The fact that DALL-E 3 bothers people I respect bothers me. And I do worry about it getting so good that the pseudo-photographs and imaginary artifacts it creates might look convincingly real to someone who’s not paying attention. Any benefits it and similar products might offer humanity could be greatly outweighed by their potential to be used for deception.
Benj Edwards confronted the scary implications of undetectable visual fakery three years ago in a remarkable Fast Company article. When I edited it, I had no idea how prescient it would turn out to be. But here we are, and it’s not the least bit premature to fear such technology’s imminent arrival.

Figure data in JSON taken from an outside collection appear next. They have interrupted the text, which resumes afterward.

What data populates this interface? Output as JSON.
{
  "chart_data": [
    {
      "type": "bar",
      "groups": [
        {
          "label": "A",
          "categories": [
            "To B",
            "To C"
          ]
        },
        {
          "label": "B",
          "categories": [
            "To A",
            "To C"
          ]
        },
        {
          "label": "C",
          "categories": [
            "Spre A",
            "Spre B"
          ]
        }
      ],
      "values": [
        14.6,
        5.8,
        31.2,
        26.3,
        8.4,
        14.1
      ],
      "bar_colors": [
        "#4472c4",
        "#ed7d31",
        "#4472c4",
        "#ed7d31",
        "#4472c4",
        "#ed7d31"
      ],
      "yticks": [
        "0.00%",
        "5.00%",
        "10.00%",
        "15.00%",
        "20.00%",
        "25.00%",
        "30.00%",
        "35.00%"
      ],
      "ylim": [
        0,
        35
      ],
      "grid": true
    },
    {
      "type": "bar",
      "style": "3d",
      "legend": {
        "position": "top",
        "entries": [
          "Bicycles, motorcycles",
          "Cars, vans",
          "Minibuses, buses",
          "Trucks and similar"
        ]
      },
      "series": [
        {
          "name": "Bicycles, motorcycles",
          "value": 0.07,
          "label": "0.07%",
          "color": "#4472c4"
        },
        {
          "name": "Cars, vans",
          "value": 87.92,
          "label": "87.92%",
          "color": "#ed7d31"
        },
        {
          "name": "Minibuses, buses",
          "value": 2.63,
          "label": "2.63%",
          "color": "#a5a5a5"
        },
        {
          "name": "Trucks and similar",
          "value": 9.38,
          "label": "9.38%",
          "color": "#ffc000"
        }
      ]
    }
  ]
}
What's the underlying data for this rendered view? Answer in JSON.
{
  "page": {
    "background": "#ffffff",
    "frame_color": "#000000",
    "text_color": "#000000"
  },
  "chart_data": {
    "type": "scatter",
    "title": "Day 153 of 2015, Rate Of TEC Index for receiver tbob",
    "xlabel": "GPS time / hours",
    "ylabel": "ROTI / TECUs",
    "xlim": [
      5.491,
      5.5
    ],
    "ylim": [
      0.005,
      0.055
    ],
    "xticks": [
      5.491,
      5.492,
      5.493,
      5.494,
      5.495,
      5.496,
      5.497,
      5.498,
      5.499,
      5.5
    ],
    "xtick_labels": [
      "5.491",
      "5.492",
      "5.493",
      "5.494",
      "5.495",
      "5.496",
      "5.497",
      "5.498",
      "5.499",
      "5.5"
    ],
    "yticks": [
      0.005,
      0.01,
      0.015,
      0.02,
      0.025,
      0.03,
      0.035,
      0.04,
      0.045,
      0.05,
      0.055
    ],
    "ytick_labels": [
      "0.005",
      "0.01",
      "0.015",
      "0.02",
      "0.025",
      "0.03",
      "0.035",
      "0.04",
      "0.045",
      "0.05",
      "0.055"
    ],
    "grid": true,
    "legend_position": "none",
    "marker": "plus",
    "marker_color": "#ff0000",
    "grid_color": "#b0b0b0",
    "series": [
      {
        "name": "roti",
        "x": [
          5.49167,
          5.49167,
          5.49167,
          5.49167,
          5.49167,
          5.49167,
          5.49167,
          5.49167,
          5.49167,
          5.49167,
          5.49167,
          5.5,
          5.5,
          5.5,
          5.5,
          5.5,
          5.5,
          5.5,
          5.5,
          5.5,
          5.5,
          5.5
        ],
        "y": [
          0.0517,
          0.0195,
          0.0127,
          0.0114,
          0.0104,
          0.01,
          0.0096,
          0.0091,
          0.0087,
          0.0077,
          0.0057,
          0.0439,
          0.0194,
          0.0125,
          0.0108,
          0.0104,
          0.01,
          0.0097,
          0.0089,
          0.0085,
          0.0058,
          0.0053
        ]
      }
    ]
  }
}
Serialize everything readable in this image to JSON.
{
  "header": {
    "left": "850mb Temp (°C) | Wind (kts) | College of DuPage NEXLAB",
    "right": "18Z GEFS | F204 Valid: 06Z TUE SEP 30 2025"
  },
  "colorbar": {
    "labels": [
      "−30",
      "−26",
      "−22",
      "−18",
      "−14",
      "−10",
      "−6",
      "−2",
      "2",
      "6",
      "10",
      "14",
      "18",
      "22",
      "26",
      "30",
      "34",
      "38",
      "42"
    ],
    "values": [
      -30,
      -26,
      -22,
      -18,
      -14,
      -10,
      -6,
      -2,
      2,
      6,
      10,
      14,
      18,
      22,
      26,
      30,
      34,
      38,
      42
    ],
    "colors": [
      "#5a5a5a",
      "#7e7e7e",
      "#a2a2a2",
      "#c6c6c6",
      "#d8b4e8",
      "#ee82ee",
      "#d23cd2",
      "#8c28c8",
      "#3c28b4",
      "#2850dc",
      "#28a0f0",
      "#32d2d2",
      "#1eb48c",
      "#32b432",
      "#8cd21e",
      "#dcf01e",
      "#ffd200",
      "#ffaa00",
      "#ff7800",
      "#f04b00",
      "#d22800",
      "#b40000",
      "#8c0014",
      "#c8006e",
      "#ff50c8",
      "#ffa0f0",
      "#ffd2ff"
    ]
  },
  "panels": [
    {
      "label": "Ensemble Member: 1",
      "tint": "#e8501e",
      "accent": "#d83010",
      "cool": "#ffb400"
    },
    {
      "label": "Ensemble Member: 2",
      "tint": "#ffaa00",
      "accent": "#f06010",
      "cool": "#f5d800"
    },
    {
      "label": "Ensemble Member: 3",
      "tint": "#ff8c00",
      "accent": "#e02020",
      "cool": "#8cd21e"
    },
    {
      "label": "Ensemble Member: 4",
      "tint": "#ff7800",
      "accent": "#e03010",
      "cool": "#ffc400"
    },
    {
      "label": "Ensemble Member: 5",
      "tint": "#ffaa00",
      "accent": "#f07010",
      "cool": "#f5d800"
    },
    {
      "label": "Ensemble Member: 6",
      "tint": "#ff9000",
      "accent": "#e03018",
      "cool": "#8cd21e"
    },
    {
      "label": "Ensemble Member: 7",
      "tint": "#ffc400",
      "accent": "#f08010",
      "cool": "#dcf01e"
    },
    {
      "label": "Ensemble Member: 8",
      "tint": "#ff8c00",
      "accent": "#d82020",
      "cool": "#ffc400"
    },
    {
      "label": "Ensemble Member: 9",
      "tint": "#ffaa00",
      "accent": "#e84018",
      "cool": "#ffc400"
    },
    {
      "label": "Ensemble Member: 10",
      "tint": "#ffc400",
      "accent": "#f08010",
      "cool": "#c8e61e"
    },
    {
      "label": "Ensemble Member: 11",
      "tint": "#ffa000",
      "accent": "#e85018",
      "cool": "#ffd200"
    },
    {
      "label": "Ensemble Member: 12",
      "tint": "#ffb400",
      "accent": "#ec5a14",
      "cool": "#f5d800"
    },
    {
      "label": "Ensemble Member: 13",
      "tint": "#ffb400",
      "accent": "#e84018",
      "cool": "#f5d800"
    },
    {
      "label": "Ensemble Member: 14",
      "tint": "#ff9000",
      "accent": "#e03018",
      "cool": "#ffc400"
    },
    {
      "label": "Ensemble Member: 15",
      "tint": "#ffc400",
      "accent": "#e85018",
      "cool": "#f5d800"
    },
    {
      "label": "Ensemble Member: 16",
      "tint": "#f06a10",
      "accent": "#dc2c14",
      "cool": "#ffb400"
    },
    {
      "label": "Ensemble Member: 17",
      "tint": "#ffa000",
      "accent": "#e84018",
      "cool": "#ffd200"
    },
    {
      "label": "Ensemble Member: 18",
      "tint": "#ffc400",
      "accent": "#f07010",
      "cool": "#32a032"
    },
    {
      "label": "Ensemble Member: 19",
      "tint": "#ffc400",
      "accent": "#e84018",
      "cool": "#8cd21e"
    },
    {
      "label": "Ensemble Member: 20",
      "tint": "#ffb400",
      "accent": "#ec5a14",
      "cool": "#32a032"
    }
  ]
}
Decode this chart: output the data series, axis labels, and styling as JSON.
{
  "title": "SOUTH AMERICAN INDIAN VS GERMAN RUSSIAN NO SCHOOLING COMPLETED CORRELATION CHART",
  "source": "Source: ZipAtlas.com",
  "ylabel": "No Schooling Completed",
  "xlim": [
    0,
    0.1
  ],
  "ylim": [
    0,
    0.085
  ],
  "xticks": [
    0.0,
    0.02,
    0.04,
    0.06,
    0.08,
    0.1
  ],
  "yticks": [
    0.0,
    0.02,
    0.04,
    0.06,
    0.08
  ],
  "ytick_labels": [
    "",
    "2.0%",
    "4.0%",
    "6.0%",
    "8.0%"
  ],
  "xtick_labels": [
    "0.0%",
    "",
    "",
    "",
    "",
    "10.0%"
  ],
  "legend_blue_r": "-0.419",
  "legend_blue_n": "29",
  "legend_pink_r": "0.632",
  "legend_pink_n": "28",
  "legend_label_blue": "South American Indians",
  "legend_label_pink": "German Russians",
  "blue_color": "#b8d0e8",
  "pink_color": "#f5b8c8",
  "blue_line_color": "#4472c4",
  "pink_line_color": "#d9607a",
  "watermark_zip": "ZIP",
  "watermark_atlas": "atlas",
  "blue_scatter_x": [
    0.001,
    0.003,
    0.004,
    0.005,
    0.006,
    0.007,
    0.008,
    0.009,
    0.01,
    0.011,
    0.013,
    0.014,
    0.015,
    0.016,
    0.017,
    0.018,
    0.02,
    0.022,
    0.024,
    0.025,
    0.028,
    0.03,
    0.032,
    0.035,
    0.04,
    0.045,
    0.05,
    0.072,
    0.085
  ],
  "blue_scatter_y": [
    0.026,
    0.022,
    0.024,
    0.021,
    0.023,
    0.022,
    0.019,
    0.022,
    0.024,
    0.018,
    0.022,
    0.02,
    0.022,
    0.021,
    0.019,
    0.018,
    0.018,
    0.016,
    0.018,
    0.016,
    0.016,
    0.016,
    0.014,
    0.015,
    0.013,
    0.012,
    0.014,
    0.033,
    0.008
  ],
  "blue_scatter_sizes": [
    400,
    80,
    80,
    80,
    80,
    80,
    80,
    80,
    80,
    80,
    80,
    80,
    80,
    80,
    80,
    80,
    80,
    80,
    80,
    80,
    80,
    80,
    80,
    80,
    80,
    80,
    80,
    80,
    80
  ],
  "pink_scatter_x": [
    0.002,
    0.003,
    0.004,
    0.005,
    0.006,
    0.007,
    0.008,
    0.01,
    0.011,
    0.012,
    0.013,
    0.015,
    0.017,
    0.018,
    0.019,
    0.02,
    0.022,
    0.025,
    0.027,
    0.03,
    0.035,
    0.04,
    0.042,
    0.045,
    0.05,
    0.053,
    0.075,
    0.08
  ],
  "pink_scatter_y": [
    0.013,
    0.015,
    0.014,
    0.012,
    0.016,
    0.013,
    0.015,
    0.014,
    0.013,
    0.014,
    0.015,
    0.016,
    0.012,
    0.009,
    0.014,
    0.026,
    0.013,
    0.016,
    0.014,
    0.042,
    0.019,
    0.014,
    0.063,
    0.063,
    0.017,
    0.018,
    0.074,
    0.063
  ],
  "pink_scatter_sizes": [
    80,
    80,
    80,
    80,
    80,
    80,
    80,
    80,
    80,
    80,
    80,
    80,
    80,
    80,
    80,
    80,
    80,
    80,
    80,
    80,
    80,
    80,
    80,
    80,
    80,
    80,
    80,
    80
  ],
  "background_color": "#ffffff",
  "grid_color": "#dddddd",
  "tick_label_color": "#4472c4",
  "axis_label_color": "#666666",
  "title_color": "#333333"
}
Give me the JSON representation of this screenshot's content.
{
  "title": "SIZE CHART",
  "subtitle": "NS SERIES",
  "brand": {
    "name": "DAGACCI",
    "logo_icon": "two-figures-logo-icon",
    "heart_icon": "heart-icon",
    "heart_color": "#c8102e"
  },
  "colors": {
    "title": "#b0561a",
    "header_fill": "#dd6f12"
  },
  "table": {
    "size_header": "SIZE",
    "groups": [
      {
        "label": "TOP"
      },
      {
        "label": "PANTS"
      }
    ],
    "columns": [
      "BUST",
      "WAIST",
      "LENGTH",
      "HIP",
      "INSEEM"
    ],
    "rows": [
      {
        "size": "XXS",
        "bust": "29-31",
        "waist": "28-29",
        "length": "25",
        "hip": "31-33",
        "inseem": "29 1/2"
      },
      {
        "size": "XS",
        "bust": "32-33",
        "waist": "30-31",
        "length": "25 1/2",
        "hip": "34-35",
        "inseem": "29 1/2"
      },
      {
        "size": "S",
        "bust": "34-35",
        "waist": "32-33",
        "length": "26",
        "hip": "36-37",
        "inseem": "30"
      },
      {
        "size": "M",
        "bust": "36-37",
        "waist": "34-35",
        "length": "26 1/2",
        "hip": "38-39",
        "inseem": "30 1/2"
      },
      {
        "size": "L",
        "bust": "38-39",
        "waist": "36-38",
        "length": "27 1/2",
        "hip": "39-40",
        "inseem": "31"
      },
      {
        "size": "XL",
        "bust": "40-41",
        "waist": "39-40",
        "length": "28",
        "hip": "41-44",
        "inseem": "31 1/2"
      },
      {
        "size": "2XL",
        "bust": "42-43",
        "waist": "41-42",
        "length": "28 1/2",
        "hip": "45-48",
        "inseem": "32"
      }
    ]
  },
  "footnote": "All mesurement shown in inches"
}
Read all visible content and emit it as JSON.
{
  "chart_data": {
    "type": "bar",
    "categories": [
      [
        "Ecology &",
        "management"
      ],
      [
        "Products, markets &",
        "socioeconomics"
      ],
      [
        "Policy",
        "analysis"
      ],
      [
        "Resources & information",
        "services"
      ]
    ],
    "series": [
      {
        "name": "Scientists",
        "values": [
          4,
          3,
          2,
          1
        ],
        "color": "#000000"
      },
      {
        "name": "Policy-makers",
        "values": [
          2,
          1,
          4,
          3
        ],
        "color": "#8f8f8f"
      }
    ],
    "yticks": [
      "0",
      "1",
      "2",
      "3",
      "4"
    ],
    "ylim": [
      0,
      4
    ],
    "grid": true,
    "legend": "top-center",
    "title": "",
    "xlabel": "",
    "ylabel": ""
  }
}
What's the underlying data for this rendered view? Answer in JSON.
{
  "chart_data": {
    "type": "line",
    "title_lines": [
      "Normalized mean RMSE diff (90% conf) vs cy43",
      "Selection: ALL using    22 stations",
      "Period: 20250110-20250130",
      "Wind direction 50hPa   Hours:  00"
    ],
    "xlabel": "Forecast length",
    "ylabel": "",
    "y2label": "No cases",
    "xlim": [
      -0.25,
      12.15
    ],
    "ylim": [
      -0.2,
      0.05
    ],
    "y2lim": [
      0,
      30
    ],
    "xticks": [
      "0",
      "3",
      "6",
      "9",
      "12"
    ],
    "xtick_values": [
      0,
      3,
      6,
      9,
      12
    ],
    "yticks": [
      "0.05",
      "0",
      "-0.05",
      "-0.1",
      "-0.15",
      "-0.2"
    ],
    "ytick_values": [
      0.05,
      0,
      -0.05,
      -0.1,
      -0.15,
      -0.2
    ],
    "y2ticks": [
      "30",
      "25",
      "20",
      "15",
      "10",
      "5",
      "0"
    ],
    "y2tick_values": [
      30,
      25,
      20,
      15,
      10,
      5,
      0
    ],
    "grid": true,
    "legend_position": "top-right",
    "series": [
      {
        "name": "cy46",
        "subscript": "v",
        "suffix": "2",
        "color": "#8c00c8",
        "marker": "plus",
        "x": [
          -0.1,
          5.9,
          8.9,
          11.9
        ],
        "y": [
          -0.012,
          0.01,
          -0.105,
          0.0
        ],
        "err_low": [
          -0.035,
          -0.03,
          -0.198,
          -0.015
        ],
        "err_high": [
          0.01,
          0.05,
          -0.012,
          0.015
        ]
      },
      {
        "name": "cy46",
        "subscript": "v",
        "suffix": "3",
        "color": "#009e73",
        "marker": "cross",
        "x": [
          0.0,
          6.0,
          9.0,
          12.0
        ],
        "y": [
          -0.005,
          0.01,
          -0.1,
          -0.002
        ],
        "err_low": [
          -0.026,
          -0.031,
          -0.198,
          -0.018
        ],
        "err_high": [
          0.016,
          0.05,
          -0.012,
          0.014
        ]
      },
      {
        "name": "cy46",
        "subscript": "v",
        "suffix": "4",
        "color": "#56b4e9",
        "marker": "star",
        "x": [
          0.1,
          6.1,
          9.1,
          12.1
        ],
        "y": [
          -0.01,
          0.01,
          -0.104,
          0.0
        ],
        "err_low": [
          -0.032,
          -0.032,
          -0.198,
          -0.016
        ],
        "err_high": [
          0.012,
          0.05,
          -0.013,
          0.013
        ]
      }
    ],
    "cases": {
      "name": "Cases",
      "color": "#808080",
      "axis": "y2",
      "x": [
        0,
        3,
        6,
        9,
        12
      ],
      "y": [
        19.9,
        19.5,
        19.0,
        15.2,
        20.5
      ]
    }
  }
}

So it’s dawned on me that one of the things I like about DALL-E 3 is that in most cases, it remains obvious that you’re looking at something synthesized by a computer. Its “photos” usually look more like photo illustrations. Rendering mishaps such as mangled hands are greatly reduced compared to DALL-E 2, but they’re still there. And while the new version is much more adept at stringing together letters into actual words than its predecessor, it still speaks a language I think of as DALL-ese. That involves everything from randomly repeated letters to out-and-out gibberish. (Sample dialogue from a comic I had it generate: “Inflead to the map beach tave toys!”)
These imperfections aren’t just entertaining in their own right; they also amount to a tough-to-remove watermark identifying an image’s AI origins. I think of them as a feature, not a bug. And if DALL-E 4, 5, or 6 is another great leap forward toward computers getting so adept at expressing themselves visually that they rival human ability, I reserve the right to look back nostalgically at DALL-E 3 as the technology’s high point.